Results and discussion

Test resultsopen allclose all

Any other information on results incl. tables

Table 1: Number of revertants per plate (mean of 3 plates)
	TA 1535		TA 1537		TA 1538		TA 98		TA 100
Conc. [unit]	- MA	+MA	- MA	+ MA	- MA	+ MA	- MA	+ MA	- MA	+ MA
0	25	17	12	15	11	14	16	20	61	54
4	30	13	20	12	13	8	17	22	47	62
20	24	23	11	24	17	14	20	21	55	54
100	19	14	13	15	10	10	14	26	45	69
500	23	17	7	13	14 *	PP	17	24	47	54
1000	13	13	11	12	11 *	PP	19	35	PP	PP

*: background lawn of bacterial growth less dense than in control plates

PP: background lawn of bacterial growth sparse or absent, plates crowded with small his- colonies

Applicant's summary and conclusion

Conclusions:

tert-butyl cumyl peroxide did not show any mutagenic activity in the bacterial reverse mutation test with Salmonella typhimurium.

Executive summary:

The potential of the test item (tert-butyl cumyl peroxide at a 90 -98 % purity) to induce reverse mutation in Salmonella typhimurium (strains: TA 1535, TA 1537, TA 1538, TA 98 and TA 100) was evaluated in an Ames test.

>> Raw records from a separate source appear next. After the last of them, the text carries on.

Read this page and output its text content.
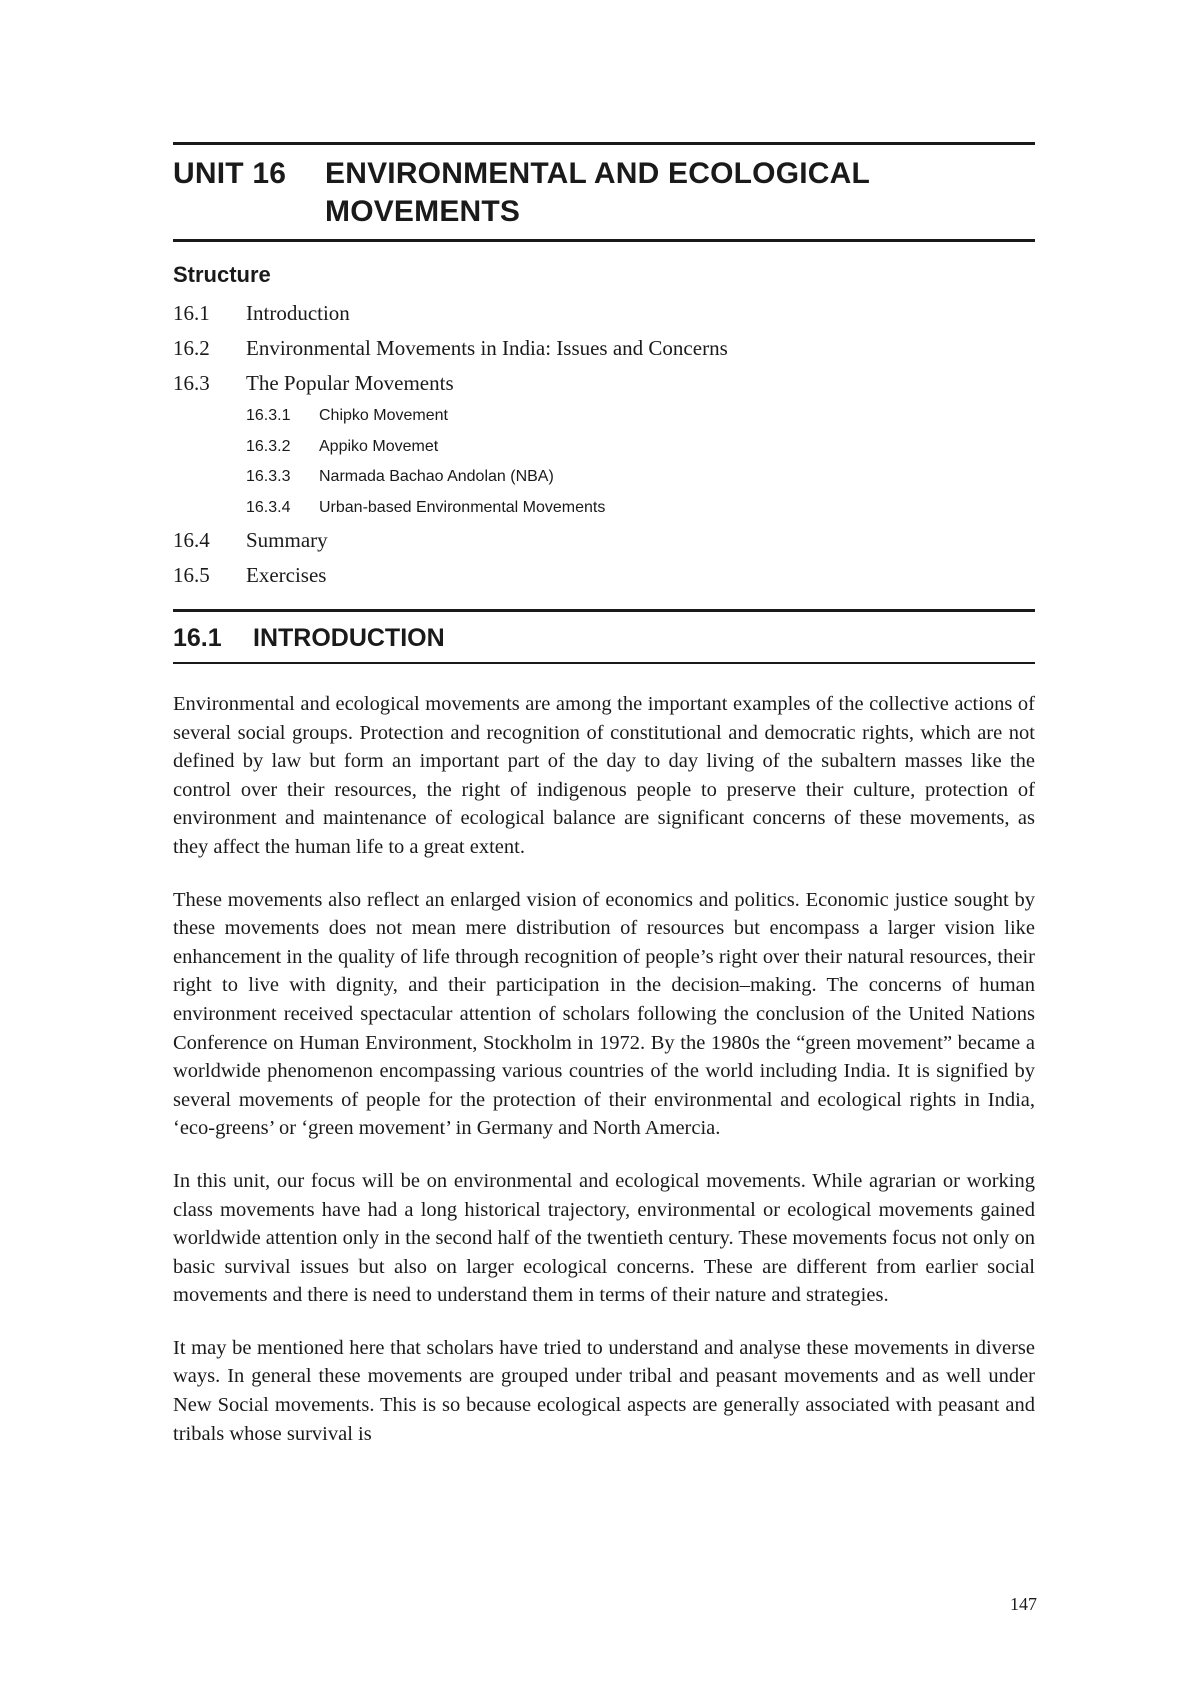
UNIT 16	ENVIRONMENTAL AND ECOLOGICAL
MOVEMENTS
Structure
16.1	Introduction
16.2	Environmental Movements in India: Issues and Concerns
16.3	The Popular Movements
16.3.1	Chipko Movement
16.3.2	Appiko Movemet
16.3.3	Narmada Bachao Andolan (NBA)
16.3.4	Urban-based Environmental Movements
16.4	Summary
16.5	Exercises
16.1	INTRODUCTION

Environmental and ecological movements are among the important examples of the collective actions of several social groups. Protection and recognition of constitutional and democratic rights, which are not defined by law but form an important part of the day to day living of the subaltern masses like the control over their resources, the right of indigenous people to preserve their culture, protection of environment and maintenance of ecological balance are significant concerns of these movements, as they affect the human life to a great extent.

These movements also reflect an enlarged vision of economics and politics. Economic justice sought by these movements does not mean mere distribution of resources but encompass a larger vision like enhancement in the quality of life through recognition of people’s right over their natural resources, their right to live with dignity, and their participation in the decision–making. The concerns of human environment received spectacular attention of scholars following the conclusion of the United Nations Conference on Human Environment, Stockholm in 1972. By the 1980s the “green movement” became a worldwide phenomenon encompassing various countries of the world including India. It is signified by several movements of people for the protection of their environmental and ecological rights in India, ‘eco-greens’ or ‘green movement’ in Germany and North Amercia.

In this unit, our focus will be on environmental and ecological movements. While agrarian or working class movements have had a long historical trajectory, environmental or ecological movements gained worldwide attention only in the second half of the twentieth century. These movements focus not only on basic survival issues but also on larger ecological concerns. These are different from earlier social movements and there is need to understand them in terms of their nature and strategies.

It may be mentioned here that scholars have tried to understand and analyse these movements in diverse ways. In general these movements are grouped under tribal and peasant movements and as well under New Social movements. This is so because ecological aspects are generally associated with peasant and tribals whose survival is

147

The test item did not induce any noteworthy increase in the number of revertants, both with and without S9 mix, in any of the five strains.

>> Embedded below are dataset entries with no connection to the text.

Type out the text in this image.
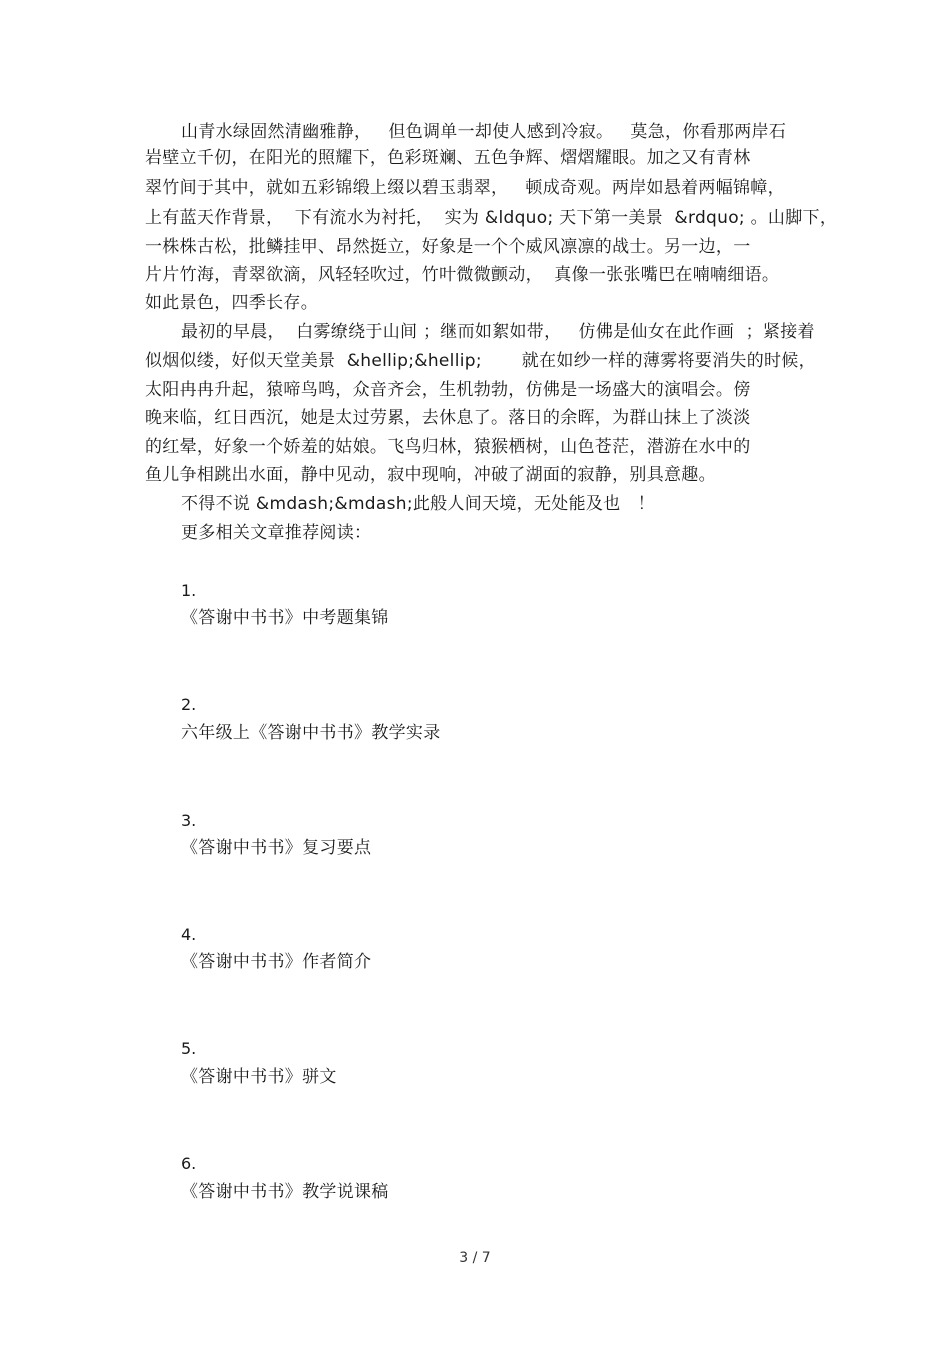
山青水绿固然清幽雅静，   但色调单一却使人感到冷寂。   莫急，你看那两岸石
岩壁立千仞，在阳光的照耀下，色彩斑斓、五色争辉、熠熠耀眼。加之又有青林
翠竹间于其中，就如五彩锦缎上缀以碧玉翡翠，   顿成奇观。两岸如悬着两幅锦幛，
上有蓝天作背景，  下有流水为衬托，  实为 &ldquo; 天下第一美景  &rdquo; 。山脚下，
一株株古松，批鳞挂甲、昂然挺立，好象是一个个威风凛凛的战士。另一边，一
片片竹海，青翠欲滴，风轻轻吹过，竹叶微微颤动，  真像一张张嘴巴在喃喃细语。
如此景色，四季长存。
最初的早晨，  白雾缭绕于山间 ；继而如絮如带，   仿佛是仙女在此作画  ；紧接着
似烟似缕，好似天堂美景  &hellip;&hellip;       就在如纱一样的薄雾将要消失的时候，
太阳冉冉升起，猿啼鸟鸣，众音齐会，生机勃勃，仿佛是一场盛大的演唱会。傍
晚来临，红日西沉，她是太过劳累，去休息了。落日的余晖，为群山抹上了淡淡
的红晕，好象一个娇羞的姑娘。飞鸟归林，猿猴栖树，山色苍茫，潜游在水中的
鱼儿争相跳出水面，静中见动，寂中现响，冲破了湖面的寂静，别具意趣。
不得不说 &mdash;&mdash;此般人间天境，无处能及也   ！
更多相关文章推荐阅读：
1.
《答谢中书书》中考题集锦
2.
六年级上《答谢中书书》教学实录
3.
《答谢中书书》复习要点
4.
《答谢中书书》作者简介
5.
《答谢中书书》骈文
6.
《答谢中书书》教学说课稿
3 / 7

Incorporation of 4 µg up to non-inhibitory amounts of the test material per plate (i.e. 20-1000 µg) did not induce an increase in the number of his+ revert plates in any of the tester strains, either in the presence or in the absence of the S-9 mix.

 

At 1evels of 500 and/or 1000 µg/ plate the test substance had a clearly toxic effect on the strains TA 1538 and TA 100. At 1000 µg/plate, the test substance had no toxic effects on strains TA 1535, TA 1537 and TA98.

Under our experimental conditions, tert-butyl cumyl peroxide did not show any mutagenic activity in the bacterial reverse mutation test with Salmonella typhimurium.